OX #106

   OX #106
116 DIN A 4 Seiten; € 4,90.-
Ox-Fanzine, Postfach 110420, 42664 Solingen
www.ox-fanzine.de
Ich gebe Joachim recht, der sich entgegen anderer Meinung für die Berichterstattung “alter” Bands ausspricht und gleichzeitig ein kultiges Abfeiern widerlegt, denn  “alte” Bands  wie  SNUFF, THE DICKS, X, BL’AST, GBH, die im Heft präsentiert werden, haben sicherlich eine gewisse Relevanz und besitzen nun mal einen Erfahrungswert, der genügend Potential und Ansätze für tiefer greifende Gespräche bietet und Punk nicht als Erziehungsmaßnahme erklärt oder regelt, sondern den sozio-kulturellen Aspekt aufgreift und reflektiert. Das funktioniert bisweilen auch sehr gut, solange die Personen auch noch einen Bezug und eine Anteilnahme an bestehenden Strukturen wie Fanzines, Freiräume, DIY-Projekte etc. haben und sich nicht nur auf ihre Lorbeeren und ihre Plattenverkäufe oder Musik ausruhen, beschränken und konzentrieren, sondern im Kontakt und in Bewegung bleiben, sich austauschen und an diesen Strukturen/Netzwerken  beteiligen. Gleichwohl für Joachim offenbar immer zentral die Musik im Vordergrund steht und er sich für die Komponenten Label, Produktion, Diskographie und Einflüsse interessiert, entstehen detaillierte Einblicke und Rückblicke auf Lebensstationen und Randnotizen jenseits der musikalischen Komponente. Michel von VOIVOD ist Künstler, kreiert Tattoo-Vorlagen, Cover und arbeitet an Buchprojekten mit. Gary Floyd von THE DICKS erzählt wie sich jemand sein Bild als Drag Queen tätowiert hat, erzählt detailliert Anekdoten und führt die von Allan MacInnis angeschobenen Gerüchte aus. Gary Flanell nimmt sich “die letzte wahre Punkband” X vor, die sich heute nicht mehr für Punk interessieren und somit lediglich an Verhältnisse erinnern, die sich in ihren Anfangstagen zugetragen haben. Neben der Fülle an vielen Punk-, OI- und HC-Bands gehen Berichte über algerischen HC (DEMOKHRATIA), Molly Gene (One woman Blues Band) leider unter.
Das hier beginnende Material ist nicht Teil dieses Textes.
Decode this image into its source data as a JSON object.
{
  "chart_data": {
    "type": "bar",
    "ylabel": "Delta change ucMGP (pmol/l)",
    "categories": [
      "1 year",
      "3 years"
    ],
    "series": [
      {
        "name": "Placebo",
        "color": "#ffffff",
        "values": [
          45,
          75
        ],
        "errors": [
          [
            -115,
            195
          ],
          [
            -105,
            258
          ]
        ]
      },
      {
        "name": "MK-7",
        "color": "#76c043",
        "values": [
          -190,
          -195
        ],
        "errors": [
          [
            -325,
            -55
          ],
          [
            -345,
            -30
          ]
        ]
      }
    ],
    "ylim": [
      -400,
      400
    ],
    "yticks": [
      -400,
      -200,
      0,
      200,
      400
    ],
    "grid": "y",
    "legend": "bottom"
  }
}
Gesamteindruck: Es gibt bei der Fülle an Interviews viel zu entdecken und in dieser Ausgabe gibt es für mich sehr viele interessante Interviews von Leuten und Bands, die – wie anfänglich erwähnt – den retromanischen Charme besitzen und nicht den Blick auf die Bedeutung und den Umgang mit Punk verklären, sondern – zum größten Teil – auch noch in sich spüren und leben.